Он открыл глаза. Она лежала на спине. Свет лампадки отражался искорками в ее широко раскрытых глазах. В них были слезы.
– Ты все не спишь? Спи, пожалуйста, – сказал он.
– Я сейчас засну.
– Знаешь, что я надумал. И правда: поедем к Замятиным девятнадцатого. Все людей повидаем.
– Там, Петрик, азартные игры. И нельзя там не играть… Они обижаются.
Петрик долго не отвечал. Какая-то, должно быть, дерзкая мысль пришла ему в голову. Он сел на постели.
– Ну, что же, Солнышко, – сказал он. – У меня есть отложенные на приданное Настеньки деньги… Там две тысячи… Игранем. С волками жить по-волчьи выть. С игроками надо играть… Ну, а если – с подлецами?
– Мы, Петрик, к подлецам не пойдем. Не думай об этом. Делай, как знаешь. Я вовсе уже не так этого хочу. Мне только не понравилось, как Старый Ржонд говорил о белой вороне… А потом эта история… Я боюсь… Друзей-то у нас так не будет, если тебя за гордого будут считать.

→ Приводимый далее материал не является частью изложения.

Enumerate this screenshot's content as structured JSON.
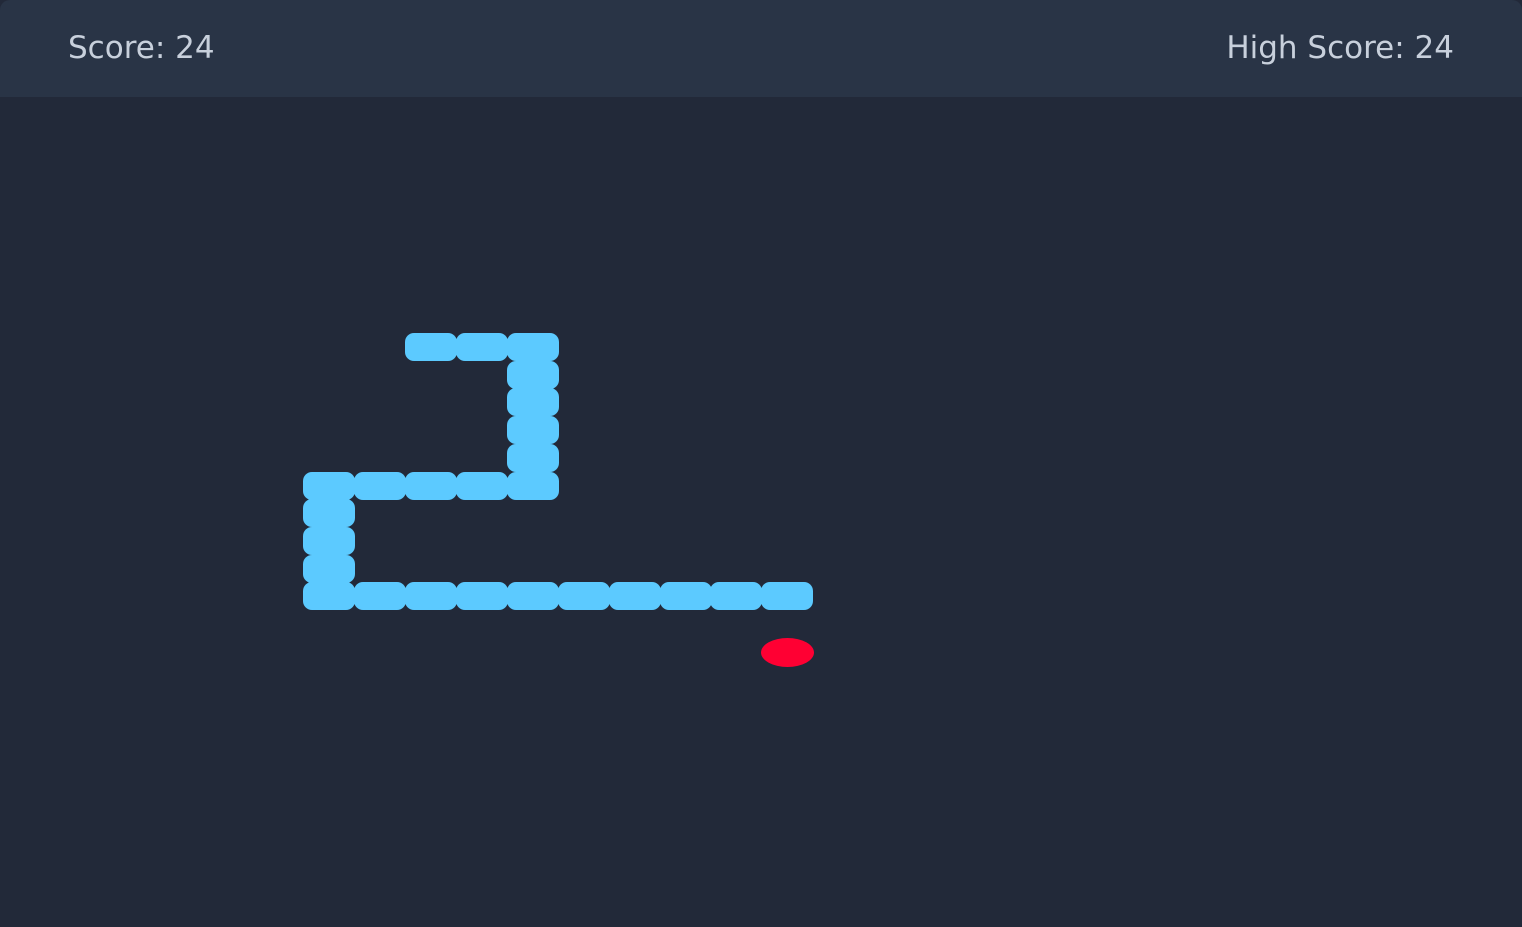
{
  "header": {
    "score_text": "Score: 24",
    "high_score_text": "High Score: 24"
  },
  "game": {
    "score": 24,
    "high_score": 24,
    "colors": {
      "snake": "#5ccaff",
      "food": "#ff0033",
      "board": "#222939",
      "header": "#293446",
      "text": "#c8d0dc"
    },
    "snake_cells": [
      [
        8,
        16
      ],
      [
        9,
        16
      ],
      [
        10,
        16
      ],
      [
        10,
        17
      ],
      [
        10,
        18
      ],
      [
        10,
        19
      ],
      [
        10,
        20
      ],
      [
        10,
        21
      ],
      [
        9,
        21
      ],
      [
        8,
        21
      ],
      [
        7,
        21
      ],
      [
        6,
        21
      ],
      [
        6,
        22
      ],
      [
        6,
        23
      ],
      [
        6,
        24
      ],
      [
        6,
        25
      ],
      [
        7,
        25
      ],
      [
        8,
        25
      ],
      [
        9,
        25
      ],
      [
        10,
        25
      ],
      [
        11,
        25
      ],
      [
        12,
        25
      ],
      [
        13,
        25
      ],
      [
        14,
        25
      ],
      [
        15,
        25
      ]
    ],
    "food_cell": [
      15,
      27
    ]
  }
}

– Черного кобеля, Солнышко, не отмоешь добела… Да я решил… Меня это самого забавит. Офицер – кавалером при жидовке… Ну и сыграю… Я покажу им, как надо играть!

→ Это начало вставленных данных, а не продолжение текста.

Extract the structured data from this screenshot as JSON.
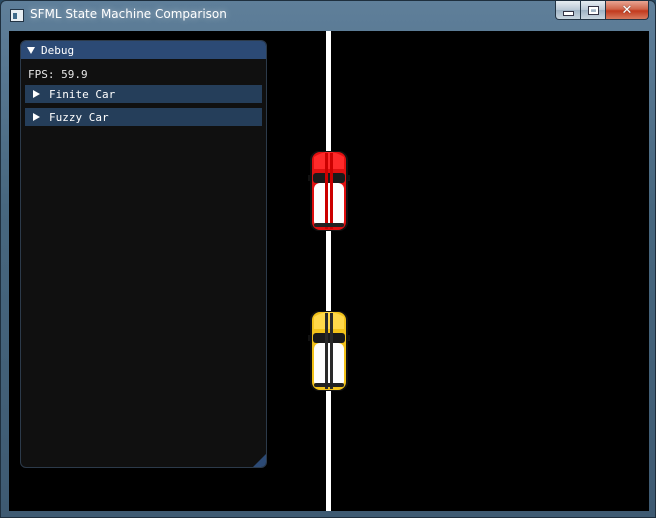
{
  "window": {
    "title": "SFML State Machine Comparison",
    "controls": {
      "minimize_icon": "minimize-icon",
      "maximize_icon": "maximize-icon",
      "close_glyph": "✕"
    }
  },
  "scene": {
    "background_color": "#000000",
    "lane_line_color": "#ffffff",
    "cars": [
      {
        "name": "red-car",
        "color": "#e01010"
      },
      {
        "name": "yellow-car",
        "color": "#f2c21a"
      }
    ]
  },
  "debug_panel": {
    "title": "Debug",
    "fps_label": "FPS:",
    "fps_value": "59.9",
    "nodes": [
      {
        "label": "Finite Car"
      },
      {
        "label": "Fuzzy Car"
      }
    ],
    "header_color": "#2c4a75",
    "node_color": "#253e5a"
  }
}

И злоба загорелась в его серых глазах.
– Спи… Не думай… Полно!.. Теперь ты не спишь. А уже светать начинает.
И точно: сквозь щели портьер серый свет входил в спальню. Дождь перестал и только еще из труб лилась на двор вода. Река Плюнь-хэ ревела грозным потоком.

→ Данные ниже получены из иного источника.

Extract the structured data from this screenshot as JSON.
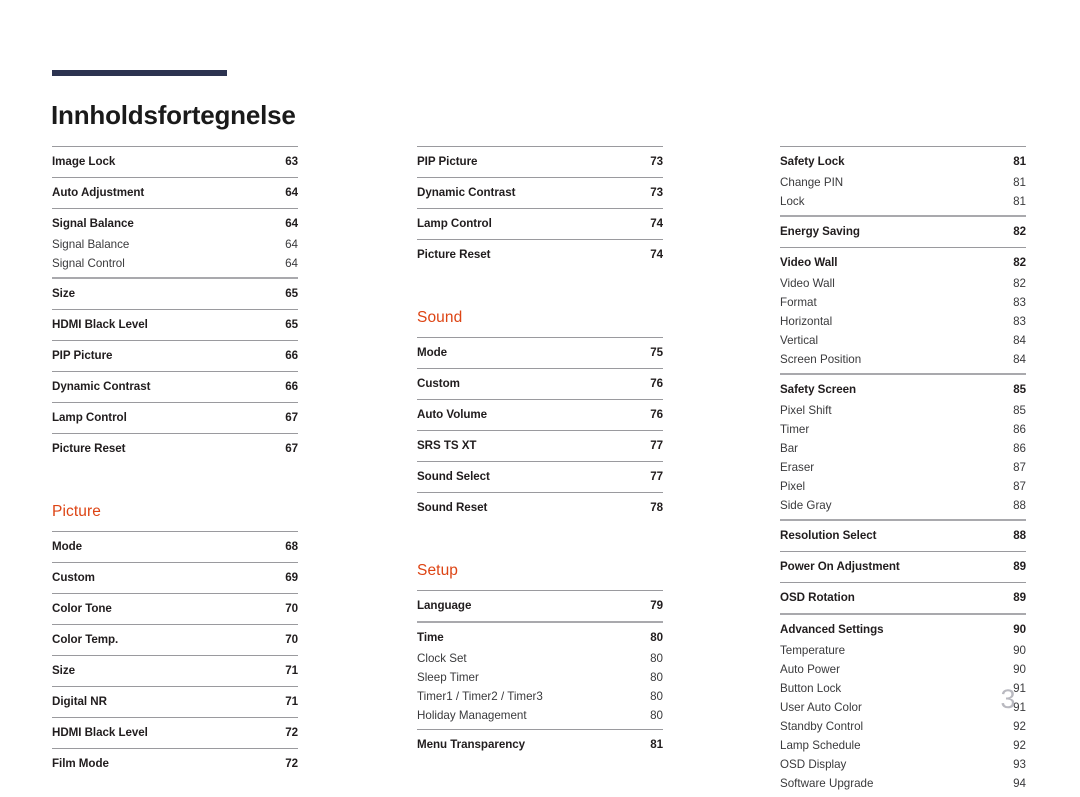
{
  "document": {
    "title": "Innholdsfortegnelse",
    "folio": "3",
    "accent_color": "#2c3350",
    "section_color": "#dd4414",
    "rule_color": "#9a9a9e"
  },
  "columns": [
    {
      "name": "column-1",
      "blocks": [
        {
          "type": "group",
          "rule": "thin",
          "entries": [
            {
              "label": "Image Lock",
              "page": "63",
              "level": "main"
            }
          ]
        },
        {
          "type": "group",
          "rule": "thin",
          "entries": [
            {
              "label": "Auto Adjustment",
              "page": "64",
              "level": "main"
            }
          ]
        },
        {
          "type": "group",
          "rule": "thin",
          "entries": [
            {
              "label": "Signal Balance",
              "page": "64",
              "level": "main"
            },
            {
              "label": "Signal Balance",
              "page": "64",
              "level": "sub"
            },
            {
              "label": "Signal Control",
              "page": "64",
              "level": "sub"
            }
          ]
        },
        {
          "type": "group",
          "rule": "thick",
          "entries": [
            {
              "label": "Size",
              "page": "65",
              "level": "main"
            }
          ]
        },
        {
          "type": "group",
          "rule": "thin",
          "entries": [
            {
              "label": "HDMI Black Level",
              "page": "65",
              "level": "main"
            }
          ]
        },
        {
          "type": "group",
          "rule": "thin",
          "entries": [
            {
              "label": "PIP Picture",
              "page": "66",
              "level": "main"
            }
          ]
        },
        {
          "type": "group",
          "rule": "thin",
          "entries": [
            {
              "label": "Dynamic Contrast",
              "page": "66",
              "level": "main"
            }
          ]
        },
        {
          "type": "group",
          "rule": "thin",
          "entries": [
            {
              "label": "Lamp Control",
              "page": "67",
              "level": "main"
            }
          ]
        },
        {
          "type": "group",
          "rule": "thin",
          "entries": [
            {
              "label": "Picture Reset",
              "page": "67",
              "level": "main"
            }
          ]
        },
        {
          "type": "heading",
          "label": "Picture"
        },
        {
          "type": "group",
          "rule": "thin",
          "entries": [
            {
              "label": "Mode",
              "page": "68",
              "level": "main"
            }
          ]
        },
        {
          "type": "group",
          "rule": "thin",
          "entries": [
            {
              "label": "Custom",
              "page": "69",
              "level": "main"
            }
          ]
        },
        {
          "type": "group",
          "rule": "thin",
          "entries": [
            {
              "label": "Color Tone",
              "page": "70",
              "level": "main"
            }
          ]
        },
        {
          "type": "group",
          "rule": "thin",
          "entries": [
            {
              "label": "Color Temp.",
              "page": "70",
              "level": "main"
            }
          ]
        },
        {
          "type": "group",
          "rule": "thin",
          "entries": [
            {
              "label": "Size",
              "page": "71",
              "level": "main"
            }
          ]
        },
        {
          "type": "group",
          "rule": "thin",
          "entries": [
            {
              "label": "Digital NR",
              "page": "71",
              "level": "main"
            }
          ]
        },
        {
          "type": "group",
          "rule": "thin",
          "entries": [
            {
              "label": "HDMI Black Level",
              "page": "72",
              "level": "main"
            }
          ]
        },
        {
          "type": "group",
          "rule": "thin",
          "entries": [
            {
              "label": "Film Mode",
              "page": "72",
              "level": "main"
            }
          ]
        }
      ]
    },
    {
      "name": "column-2",
      "blocks": [
        {
          "type": "group",
          "rule": "thin",
          "entries": [
            {
              "label": "PIP Picture",
              "page": "73",
              "level": "main"
            }
          ]
        },
        {
          "type": "group",
          "rule": "thin",
          "entries": [
            {
              "label": "Dynamic Contrast",
              "page": "73",
              "level": "main"
            }
          ]
        },
        {
          "type": "group",
          "rule": "thin",
          "entries": [
            {
              "label": "Lamp Control",
              "page": "74",
              "level": "main"
            }
          ]
        },
        {
          "type": "group",
          "rule": "thin",
          "entries": [
            {
              "label": "Picture Reset",
              "page": "74",
              "level": "main"
            }
          ]
        },
        {
          "type": "heading",
          "label": "Sound"
        },
        {
          "type": "group",
          "rule": "thin",
          "entries": [
            {
              "label": "Mode",
              "page": "75",
              "level": "main"
            }
          ]
        },
        {
          "type": "group",
          "rule": "thin",
          "entries": [
            {
              "label": "Custom",
              "page": "76",
              "level": "main"
            }
          ]
        },
        {
          "type": "group",
          "rule": "thin",
          "entries": [
            {
              "label": "Auto Volume",
              "page": "76",
              "level": "main"
            }
          ]
        },
        {
          "type": "group",
          "rule": "thin",
          "entries": [
            {
              "label": "SRS TS XT",
              "page": "77",
              "level": "main"
            }
          ]
        },
        {
          "type": "group",
          "rule": "thin",
          "entries": [
            {
              "label": "Sound Select",
              "page": "77",
              "level": "main"
            }
          ]
        },
        {
          "type": "group",
          "rule": "thin",
          "entries": [
            {
              "label": "Sound Reset",
              "page": "78",
              "level": "main"
            }
          ]
        },
        {
          "type": "heading",
          "label": "Setup"
        },
        {
          "type": "group",
          "rule": "thin",
          "entries": [
            {
              "label": "Language",
              "page": "79",
              "level": "main"
            }
          ]
        },
        {
          "type": "group",
          "rule": "thick",
          "entries": [
            {
              "label": "Time",
              "page": "80",
              "level": "main"
            },
            {
              "label": "Clock Set",
              "page": "80",
              "level": "sub"
            },
            {
              "label": "Sleep Timer",
              "page": "80",
              "level": "sub"
            },
            {
              "label": "Timer1 / Timer2 / Timer3",
              "page": "80",
              "level": "sub"
            },
            {
              "label": "Holiday Management",
              "page": "80",
              "level": "sub"
            }
          ]
        },
        {
          "type": "group",
          "rule": "thin",
          "entries": [
            {
              "label": "Menu Transparency",
              "page": "81",
              "level": "main"
            }
          ]
        }
      ]
    },
    {
      "name": "column-3",
      "blocks": [
        {
          "type": "group",
          "rule": "thin",
          "entries": [
            {
              "label": "Safety Lock",
              "page": "81",
              "level": "main"
            },
            {
              "label": "Change PIN",
              "page": "81",
              "level": "sub"
            },
            {
              "label": "Lock",
              "page": "81",
              "level": "sub"
            }
          ]
        },
        {
          "type": "group",
          "rule": "thick",
          "entries": [
            {
              "label": "Energy Saving",
              "page": "82",
              "level": "main"
            }
          ]
        },
        {
          "type": "group",
          "rule": "thin",
          "entries": [
            {
              "label": "Video Wall",
              "page": "82",
              "level": "main"
            },
            {
              "label": "Video Wall",
              "page": "82",
              "level": "sub"
            },
            {
              "label": "Format",
              "page": "83",
              "level": "sub"
            },
            {
              "label": "Horizontal",
              "page": "83",
              "level": "sub"
            },
            {
              "label": "Vertical",
              "page": "84",
              "level": "sub"
            },
            {
              "label": "Screen Position",
              "page": "84",
              "level": "sub"
            }
          ]
        },
        {
          "type": "group",
          "rule": "thick",
          "entries": [
            {
              "label": "Safety Screen",
              "page": "85",
              "level": "main"
            },
            {
              "label": "Pixel Shift",
              "page": "85",
              "level": "sub"
            },
            {
              "label": "Timer",
              "page": "86",
              "level": "sub"
            },
            {
              "label": "Bar",
              "page": "86",
              "level": "sub"
            },
            {
              "label": "Eraser",
              "page": "87",
              "level": "sub"
            },
            {
              "label": "Pixel",
              "page": "87",
              "level": "sub"
            },
            {
              "label": "Side Gray",
              "page": "88",
              "level": "sub"
            }
          ]
        },
        {
          "type": "group",
          "rule": "thick",
          "entries": [
            {
              "label": "Resolution Select",
              "page": "88",
              "level": "main"
            }
          ]
        },
        {
          "type": "group",
          "rule": "thin",
          "entries": [
            {
              "label": "Power On Adjustment",
              "page": "89",
              "level": "main"
            }
          ]
        },
        {
          "type": "group",
          "rule": "thin",
          "entries": [
            {
              "label": "OSD Rotation",
              "page": "89",
              "level": "main"
            }
          ]
        },
        {
          "type": "group",
          "rule": "thick",
          "entries": [
            {
              "label": "Advanced Settings",
              "page": "90",
              "level": "main"
            },
            {
              "label": "Temperature",
              "page": "90",
              "level": "sub"
            },
            {
              "label": "Auto Power",
              "page": "90",
              "level": "sub"
            },
            {
              "label": "Button Lock",
              "page": "91",
              "level": "sub"
            },
            {
              "label": "User Auto Color",
              "page": "91",
              "level": "sub"
            },
            {
              "label": "Standby Control",
              "page": "92",
              "level": "sub"
            },
            {
              "label": "Lamp Schedule",
              "page": "92",
              "level": "sub"
            },
            {
              "label": "OSD Display",
              "page": "93",
              "level": "sub"
            },
            {
              "label": "Software Upgrade",
              "page": "94",
              "level": "sub"
            }
          ]
        }
      ]
    }
  ]
}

Валентина Петровна закрыла глаза и заснула крепким сном переволновавшегося человека.
ХХIV
Валентина Петровна совсем не знала, что ей надеть к Замятиным. Все было здесь так необычно. И не по-петербургски, и не так, как бывало у ее отца в Захолустном Штабе. Обед – и после вечер… А если будут танцы?.. Здесь все возможно. Надеть платье из маркизеты?.. Не будет ли слишком просто? Инженерные дамы так наряжаются! Им китайцы-портные шьют платья по парижским моделям. Решила надеть то, что так нравилось Петрику: из белого креп-де-шина в сборках и с пунцовым бантом. Пыльник у ней был широкий из легкой кремовой чесучи… Таня его называла – «еропланом». Ехать придется и лошадьми, и по железной дороге. Для них остановят курьерский на станции Ляохедзы. На голову она наденет шляпу-будку (сароttе), покроет ее вуалью и подвяжет под шеей, как надевала для автомобиля… Оставался вопрос о башмаках. Их у нее была масса. Хорошая обувь была ее слабость… Ну, и то сказать – ножка того стоила! Их «бойка» китаец спрашивал Чао-ли, не держала ли госпожа раньше сапожного магазина. Дикарь!.. Не видал петербургской барыни!..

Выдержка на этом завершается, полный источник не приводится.